There is an important lesson in this. In everyday language, everything in immediate experience falls into the general category of “subjective”, although at that level of inquiry the distinction between subjective and objective is meaningless. In modern thinking the term “subjective” has connotations of “only in your opinion” and therefore “not necessarily true”. In light of the above, it should be clear that to crudely equate “objective” with real and “subjective” with not-really-real is downright clumsy. The fact that we experience things as individuals is the most concrete reality that we have, and (to quote Tommy Lee Jones) the fact that it’s “subjective” means, precisely, dick.

Immediate experience has another essential quality: it is insurmountably individual. No matter how mentally close we get, no matter how sharp our empathy, my immediate experience is not itself a part of your immediate experience, nor is yours a part of mine. The two are mutually isolated, separated by a fundamental epistemological chasm. This is the reason philosophers observe, (as I had figured out by the time I hit adolescence), that when we look at the color blue we do not actually know that we are necessarily experiencing the same color. The fact that we mutually recognize the color blue merely shows that we both call a particular color blue when we come across it. It does not mean that the color I see in terms of how it appears to me is the same one that you do. It could possibly be the one that you call green.

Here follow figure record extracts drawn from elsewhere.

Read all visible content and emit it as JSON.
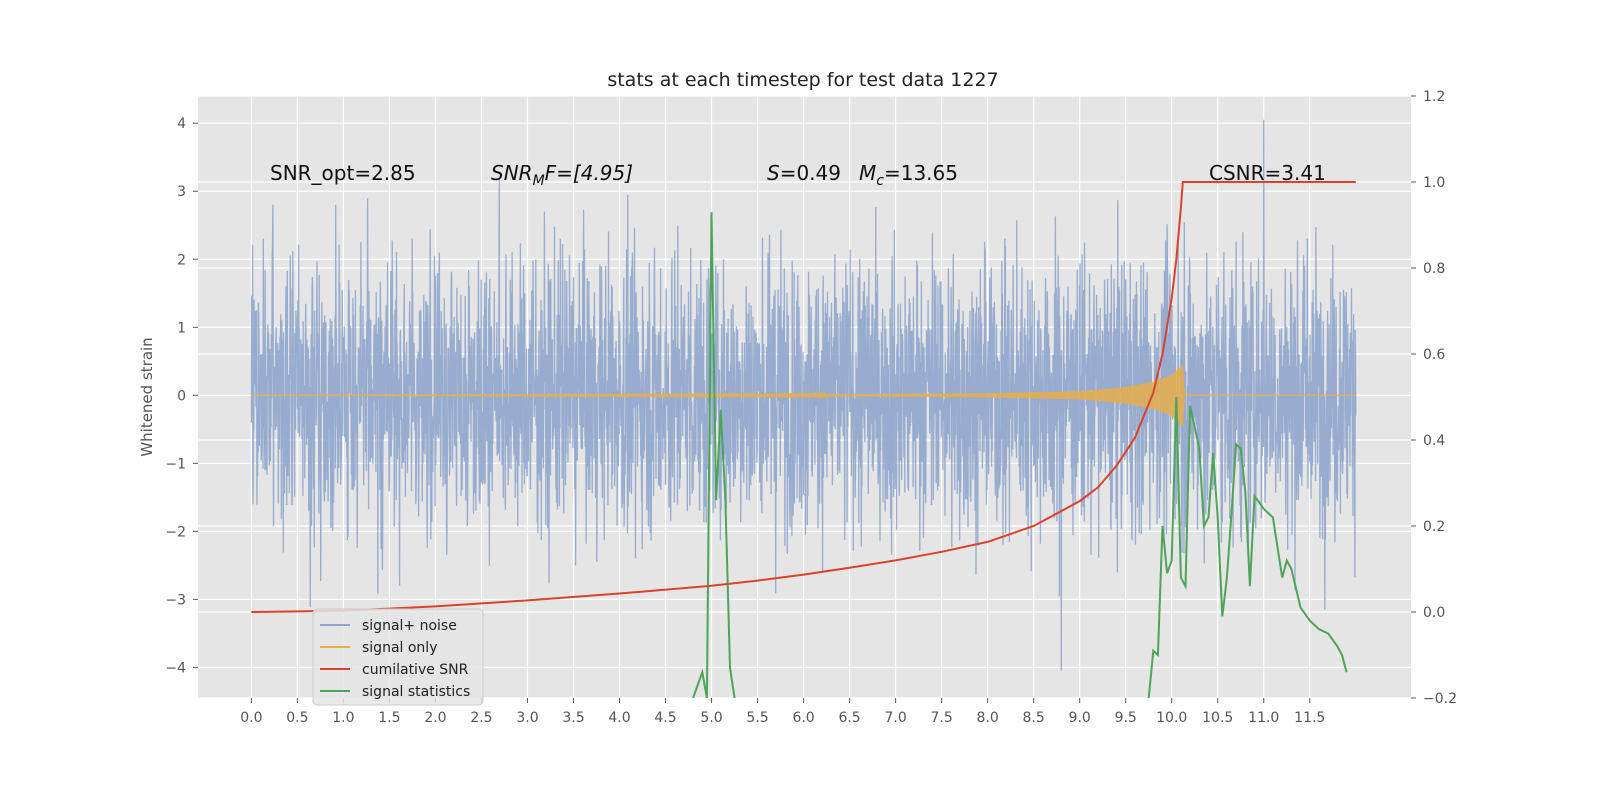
{
  "chart_data": {
    "type": "line",
    "title": "stats at each timestep for test data 1227",
    "ylabel": "Whitened strain",
    "ylabel_right": "",
    "xlabel": "",
    "xlim": [
      -0.58,
      12.6
    ],
    "ylim": [
      -4.45,
      4.4
    ],
    "ylim_right": [
      -0.2,
      1.2
    ],
    "x_ticks": [
      "0.0",
      "0.5",
      "1.0",
      "1.5",
      "2.0",
      "2.5",
      "3.0",
      "3.5",
      "4.0",
      "4.5",
      "5.0",
      "5.5",
      "6.0",
      "6.5",
      "7.0",
      "7.5",
      "8.0",
      "8.5",
      "9.0",
      "9.5",
      "10.0",
      "10.5",
      "11.0",
      "11.5"
    ],
    "y_ticks": [
      4,
      3,
      2,
      1,
      0,
      -1,
      -2,
      -3,
      -4
    ],
    "y_ticks_right": [
      "1.2",
      "1.0",
      "0.8",
      "0.6",
      "0.4",
      "0.2",
      "0.0",
      "−0.2"
    ],
    "grid": true,
    "legend_placement": "lower-left",
    "annotations": {
      "snr_opt": "SNR_opt=2.85",
      "snr_mf_main": "SNR",
      "snr_mf_sub": "M",
      "snr_mf_rest": "F=[4.95]",
      "s_main": "S",
      "s_value": "=0.49",
      "mc_main": "M",
      "mc_sub": "c",
      "mc_value": "=13.65",
      "csnr": "CSNR=3.41"
    },
    "series": [
      {
        "name": "signal+ noise",
        "color": "#8fa5cc",
        "axis": "left",
        "x_range": [
          0.0,
          12.0
        ],
        "typical_envelope": [
          -1.9,
          2.1
        ],
        "note_values": "dense noise; typical peaks ~±2.2, extremes +4.05 at x≈11.0, -4.05 at x≈8.8"
      },
      {
        "name": "signal only",
        "color": "#e5ae4a",
        "axis": "left",
        "x": [
          0.0,
          6.0,
          8.0,
          9.0,
          9.5,
          9.8,
          10.0,
          10.12,
          10.14,
          12.0
        ],
        "amplitude": [
          0.0,
          0.01,
          0.03,
          0.06,
          0.12,
          0.2,
          0.3,
          0.45,
          0.0,
          0.0
        ]
      },
      {
        "name": "cumilative SNR",
        "color": "#d9432b",
        "axis": "right",
        "x": [
          0.0,
          1.0,
          2.0,
          3.0,
          4.0,
          5.0,
          5.5,
          6.0,
          6.5,
          7.0,
          7.5,
          8.0,
          8.5,
          9.0,
          9.2,
          9.4,
          9.6,
          9.8,
          9.9,
          10.0,
          10.05,
          10.1,
          10.12,
          10.5,
          11.0,
          11.5,
          12.0
        ],
        "y": [
          0.0,
          0.003,
          0.013,
          0.027,
          0.043,
          0.061,
          0.073,
          0.087,
          0.103,
          0.12,
          0.14,
          0.163,
          0.2,
          0.258,
          0.29,
          0.34,
          0.405,
          0.51,
          0.6,
          0.73,
          0.82,
          0.94,
          1.0,
          1.0,
          1.0,
          1.0,
          1.0
        ]
      },
      {
        "name": "signal statistics",
        "color": "#4fa35a",
        "axis": "right",
        "x": [
          4.8,
          4.9,
          4.95,
          5.0,
          5.05,
          5.1,
          5.15,
          5.2,
          5.25,
          9.75,
          9.8,
          9.85,
          9.9,
          9.95,
          10.0,
          10.05,
          10.1,
          10.15,
          10.2,
          10.3,
          10.35,
          10.4,
          10.45,
          10.5,
          10.55,
          10.6,
          10.65,
          10.7,
          10.75,
          10.8,
          10.85,
          10.9,
          11.0,
          11.1,
          11.2,
          11.25,
          11.3,
          11.4,
          11.5,
          11.6,
          11.7,
          11.8,
          11.85,
          11.9
        ],
        "y": [
          -0.2,
          -0.14,
          -0.2,
          0.93,
          0.26,
          0.47,
          0.26,
          -0.13,
          -0.2,
          -0.2,
          -0.09,
          -0.1,
          0.2,
          0.09,
          0.12,
          0.5,
          0.08,
          0.06,
          0.48,
          0.38,
          0.2,
          0.22,
          0.37,
          0.22,
          -0.01,
          0.08,
          0.23,
          0.39,
          0.38,
          0.28,
          0.06,
          0.27,
          0.24,
          0.22,
          0.08,
          0.12,
          0.1,
          0.01,
          -0.02,
          -0.04,
          -0.05,
          -0.08,
          -0.1,
          -0.14
        ]
      }
    ]
  }
}
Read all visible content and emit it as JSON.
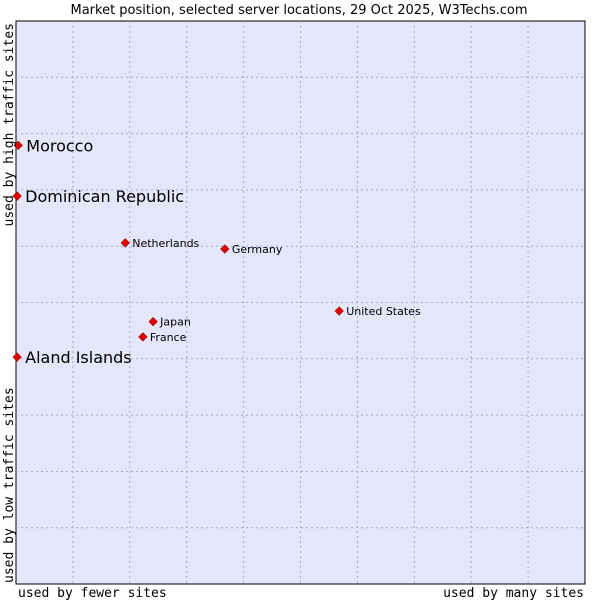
{
  "chart_data": {
    "type": "scatter",
    "title": "Market position, selected server locations, 29 Oct 2025, W3Techs.com",
    "xlabel_left": "used by fewer sites",
    "xlabel_right": "used by many sites",
    "ylabel_bottom": "used by low traffic sites",
    "ylabel_top": "used by high traffic sites",
    "xlim": [
      0,
      100
    ],
    "ylim": [
      0,
      100
    ],
    "grid": true,
    "colors": {
      "plot_background": "#e6e6fa",
      "grid": "#a8a8c0",
      "point": "#e00000",
      "text": "#000000"
    },
    "highlighted": [
      {
        "label": "Morocco",
        "x": 0.4,
        "y": 77.9
      },
      {
        "label": "Dominican Republic",
        "x": 0.2,
        "y": 68.9
      },
      {
        "label": "Aland Islands",
        "x": 0.2,
        "y": 40.3
      }
    ],
    "reference": [
      {
        "label": "Netherlands",
        "x": 19.2,
        "y": 60.6
      },
      {
        "label": "Germany",
        "x": 36.7,
        "y": 59.5
      },
      {
        "label": "United States",
        "x": 56.8,
        "y": 48.5
      },
      {
        "label": "Japan",
        "x": 24.1,
        "y": 46.6
      },
      {
        "label": "France",
        "x": 22.3,
        "y": 43.9
      }
    ]
  }
}
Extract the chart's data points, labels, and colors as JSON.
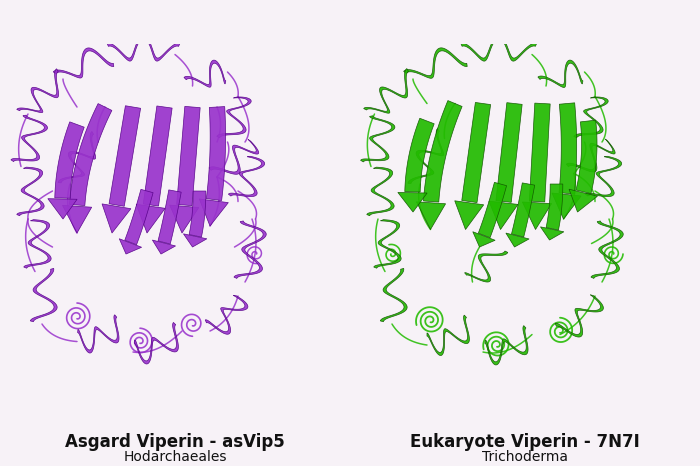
{
  "background_color": "#f7f2f7",
  "title_left": "Asgard Viperin - asVip5",
  "subtitle_left": "Hodarchaeales",
  "title_right": "Eukaryote Viperin - 7N7I",
  "subtitle_right": "Trichoderma",
  "color_left": "#9933cc",
  "color_left_dark": "#550088",
  "color_right": "#22bb00",
  "color_right_dark": "#115500",
  "title_fontsize": 12,
  "subtitle_fontsize": 10,
  "figsize": [
    7.0,
    4.66
  ],
  "dpi": 100
}
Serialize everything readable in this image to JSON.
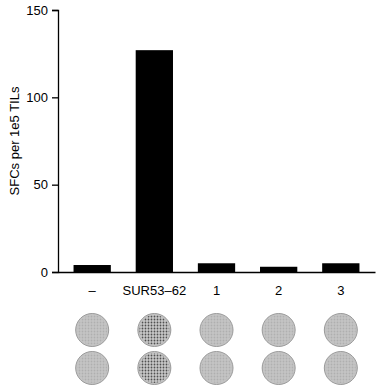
{
  "chart_data": {
    "type": "bar",
    "y_label": "SFCs per 1e5 TILs",
    "categories": [
      "–",
      "SUR53–62",
      "1",
      "2",
      "3"
    ],
    "values": [
      4,
      127,
      5,
      3,
      5
    ],
    "color": "#000000",
    "ylim": [
      0,
      150
    ],
    "yticks": [
      0,
      50,
      100,
      150
    ],
    "grid": false
  }
}
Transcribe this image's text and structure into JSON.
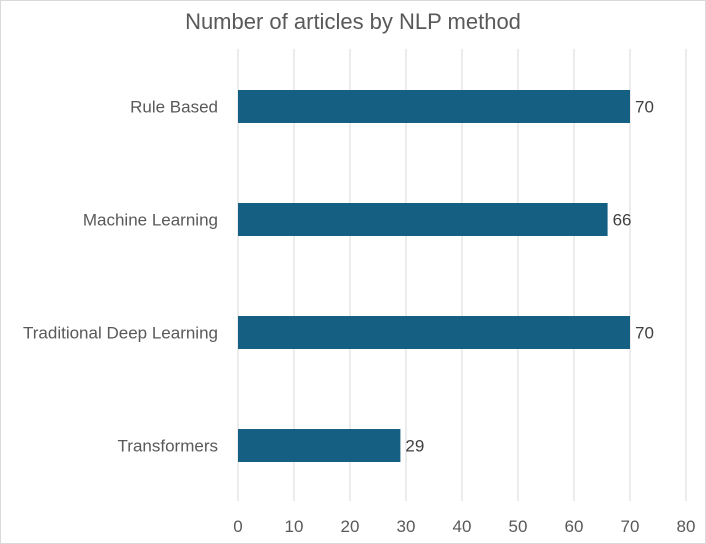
{
  "chart_data": {
    "type": "bar",
    "orientation": "horizontal",
    "title": "Number of articles by NLP method",
    "categories": [
      "Rule Based",
      "Machine Learning",
      "Traditional Deep Learning",
      "Transformers"
    ],
    "values": [
      70,
      66,
      70,
      29
    ],
    "data_labels": [
      "70",
      "66",
      "70",
      "29"
    ],
    "xlim": [
      0,
      80
    ],
    "x_ticks": [
      0,
      10,
      20,
      30,
      40,
      50,
      60,
      70,
      80
    ],
    "x_tick_labels": [
      "0",
      "10",
      "20",
      "30",
      "40",
      "50",
      "60",
      "70",
      "80"
    ],
    "xlabel": "",
    "ylabel": "",
    "grid": "vertical major gridlines",
    "legend": "none",
    "colors": {
      "bar": "#156082",
      "grid": "#d9d9d9",
      "text": "#595959",
      "data_label": "#404040"
    }
  }
}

This basic problem reaches much further. Not only do you not know what my immediate experience looks like, but for the same reason you don’t even really know whether it exists at all. That is, you don’t know for certain that I exist as an experiencing subject just like you. The fact that I know that is irrelevant. The situation is logically comparable with the possibility of a lie. As far as you are concerned, I may have lied about making a toilet stop several paragraphs ago. I am privileged with knowledge to the contrary, but in saying that, I could be lying! The same fundamental problem goes for my knowledge (and claim) of my own existence as an “I” like you. Incidentally, this is the problem that tends to get swept under the rug in sci-fi depictions of synthetic humans. How conscious and sentient a construct is designed to appear to outside observers has nothing whatsoever to do with whether they are capable of experience of the sort I am talking about. The point is this: as far as you are concerned, I and every other person you have met could possibly be a sort of robot, appearing truly capable of experience, but actually being no more capable of it than a jukebox.

This may sound scary, but it’s just a theoretical point and there’s no real need to feel threatened by it. However, one might be tempted to try and find a way around it. Suppose that you thought about the relationship between different human observers more carefully and somehow reached the conclusion that my individualist orientation in this context was false. This counter-argument would be premised on the phenomenon of multiple subjects (i.e. experiencing “I”s) and claim to undermine the basis of the epistemological pessimism above. It should be obvious why this argument cannot work. It takes as its premise the existence of other subjects when the only essential thing telling you that other subjects exist in the first place is your immediate experience! You can’t then turn around and say that their existence somehow negates the need for you to establish their existence as an individual. That would be fatal circular logic. Ergo, it is logically impossible to epistemologically de-individualize immediate experience on the basis of the existence of multiple subjects.

As I said, immediate experience is epistemologically primitive. In some ways, it is indeed disturbingly autistic. It might even make this article seem pessimistic. But we must remember that it is only our starting point. Beyond it lies the far richer and wonderful world of shared experience. The social realm may stand upon the shoulders of the individual realm, but it is also a higher level spiritually. It is necessary to make knowledge as sophisticated as modern medicine possible. But it is also necessary for humanity for individualism to break down at some point or other.